When sunshine falls on the roof, the upper sheet temperature will go up first, and the air in the air cavity between the upper and lower sheets will also be heated and go up higher than the atmospheric temperature. As the corrugated sheets are disposed to be inclined over the roof, an air flow will be induced such that the relatively cool air in the atmosphere and the heated air flowing out from the air cavity through apertures 3 will result in a convection effect. In the meantime, the heated air in the room and the air in the air cavity between the upper and lower sheets will also undergo convection process.

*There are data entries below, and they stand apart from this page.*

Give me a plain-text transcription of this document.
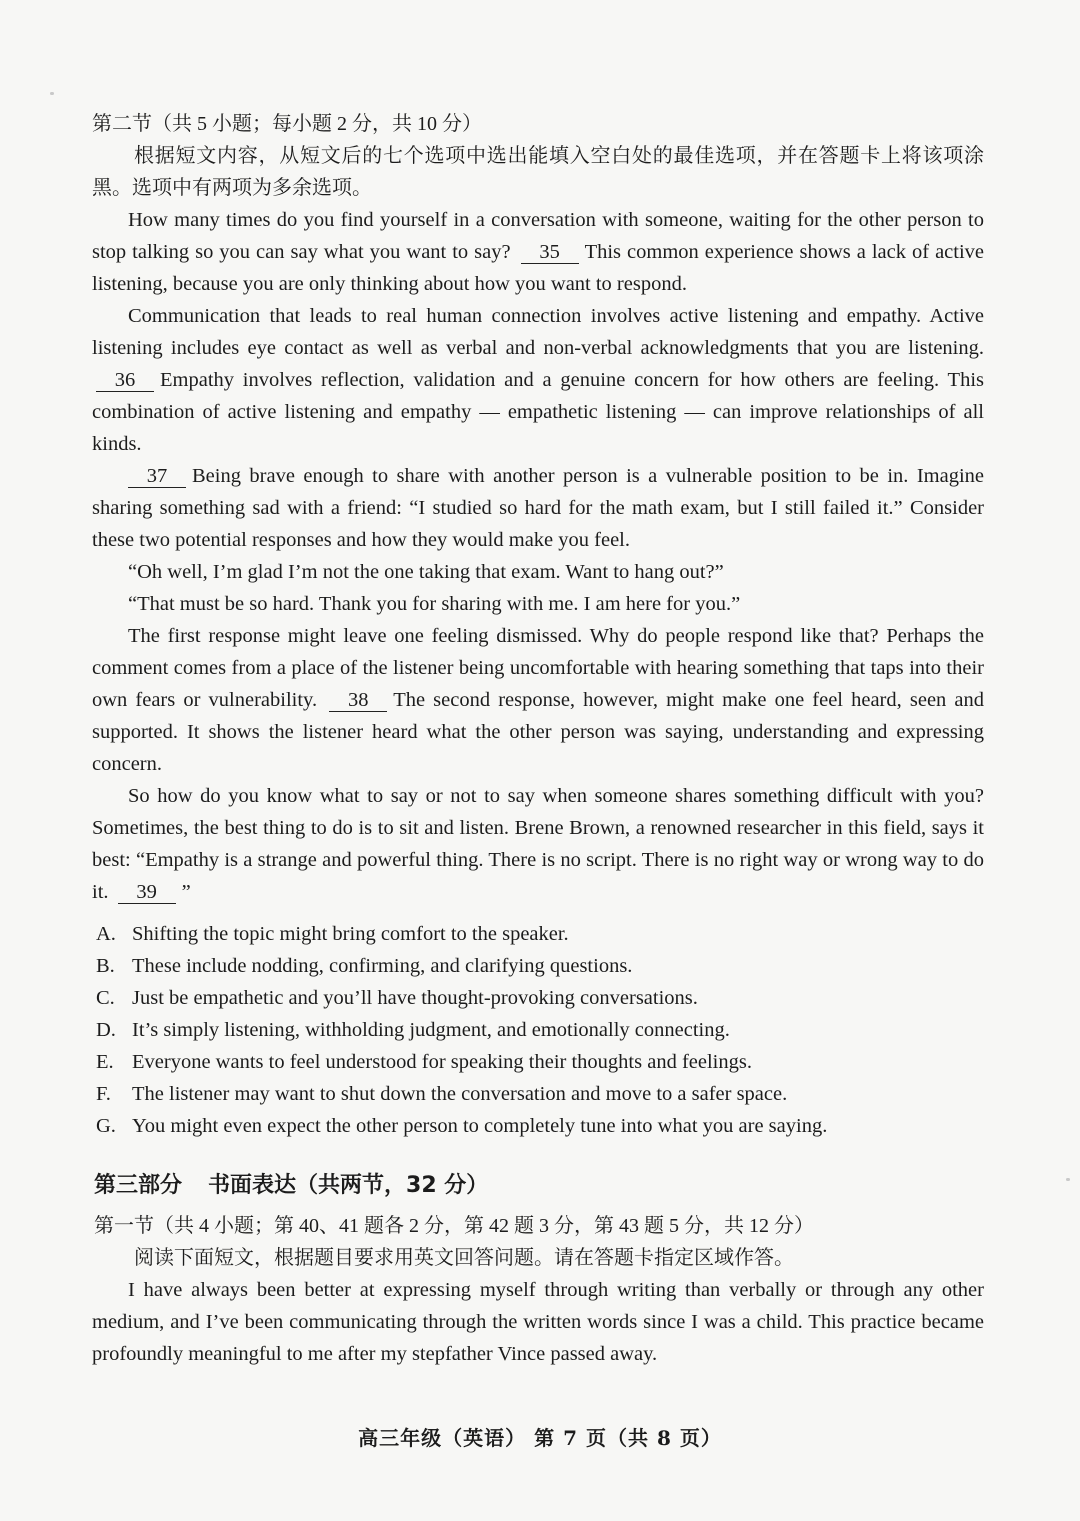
第二节（共 5 小题；每小题 2 分，共 10 分）

根据短文内容，从短文后的七个选项中选出能填入空白处的最佳选项，并在答题卡上将该项涂黑。选项中有两项为多余选项。

How many times do you find yourself in a conversation with someone, waiting for the other person to stop talking so you can say what you want to say? 35 This common experience shows a lack of active listening, because you are only thinking about how you want to respond.

Communication that leads to real human connection involves active listening and empathy. Active listening includes eye contact as well as verbal and non-verbal acknowledgments that you are listening. 36 Empathy involves reflection, validation and a genuine concern for how others are feeling. This combination of active listening and empathy — empathetic listening — can improve relationships of all kinds.

37 Being brave enough to share with another person is a vulnerable position to be in. Imagine sharing something sad with a friend: “I studied so hard for the math exam, but I still failed it.” Consider these two potential responses and how they would make you feel.

“Oh well, I’m glad I’m not the one taking that exam. Want to hang out?”

“That must be so hard. Thank you for sharing with me. I am here for you.”

The first response might leave one feeling dismissed. Why do people respond like that? Perhaps the comment comes from a place of the listener being uncomfortable with hearing something that taps into their own fears or vulnerability. 38 The second response, however, might make one feel heard, seen and supported. It shows the listener heard what the other person was saying, understanding and expressing concern.

So how do you know what to say or not to say when someone shares something difficult with you? Sometimes, the best thing to do is to sit and listen. Brene Brown, a renowned researcher in this field, says it best: “Empathy is a strange and powerful thing. There is no script. There is no right way or wrong way to do it. 39 ”

A. Shifting the topic might bring comfort to the speaker.
B. These include nodding, confirming, and clarifying questions.
C. Just be empathetic and you’ll have thought-provoking conversations.
D. It’s simply listening, withholding judgment, and emotionally connecting.
E. Everyone wants to feel understood for speaking their thoughts and feelings.
F. The listener may want to shut down the conversation and move to a safer space.
G. You might even expect the other person to completely tune into what you are saying.
第三部分 书面表达（共两节，32 分）

第一节（共 4 小题；第 40、41 题各 2 分，第 42 题 3 分，第 43 题 5 分，共 12 分）

阅读下面短文，根据题目要求用英文回答问题。请在答题卡指定区域作答。

I have always been better at expressing myself through writing than verbally or through any other medium, and I’ve been communicating through the written words since I was a child. This practice became profoundly meaningful to me after my stepfather Vince passed away.

高三年级（英语） 第 7 页（共 8 页）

Thus heated air in the room will flow into the air cavity through apertures 6 of the lower sheet and then flow out into atmosphere through apertures 3 of the upper sheet, and result in continuous air circulation. FIG. 3 illustrates such a convection process. Therefore the air in the room or plant under the roof can be kept fresh, and achieve heat insulation, heat radiation and a gas withdrawal effect.

FIGS. 5, 6, and 7 illustrate another embodiment of the present invention. The apertures 3 and 6 are disposed in the valleys 2 and 4 of the corrugated sheets to induce air convection. There are upward annular flanges 11 and 12 formed around the apertures to prevent water from leaking through the apertures.

FIGS. 8, 9, and 10 illustrate a further embodiment of the present invention. There is a cap provided over each aperture. Each cap has a cover on the top and has opening in the lateral wall, thus prevent rainwater from flowing into the aperture while allowing air flow freely therethrough.

FIG. 11 illustrates yet another embodiment of the present invention. The peak portion of the corrugated sheet has a trapezoid or rectangular cross section. The top surface of the peak has spaced wave-like bulges. There is an opening formed on the lateral wall at each bulge to allow air flow while preventing rainwater from leaking into the room below the roof Such a structure allows the corrugated sheet be integrally formed without a separate stamping process for creating opening.

It is to be understood that the descriptions and preferred embodiments set forth above only serve for illustrative purposes, and are not intended to limit the scope of the present invention. Various changes and modifications may be made without departing from the scope of the present invention. Accordingly, the specific scope of the present invention is defined only by the following claims which are further exemplary of the present invention.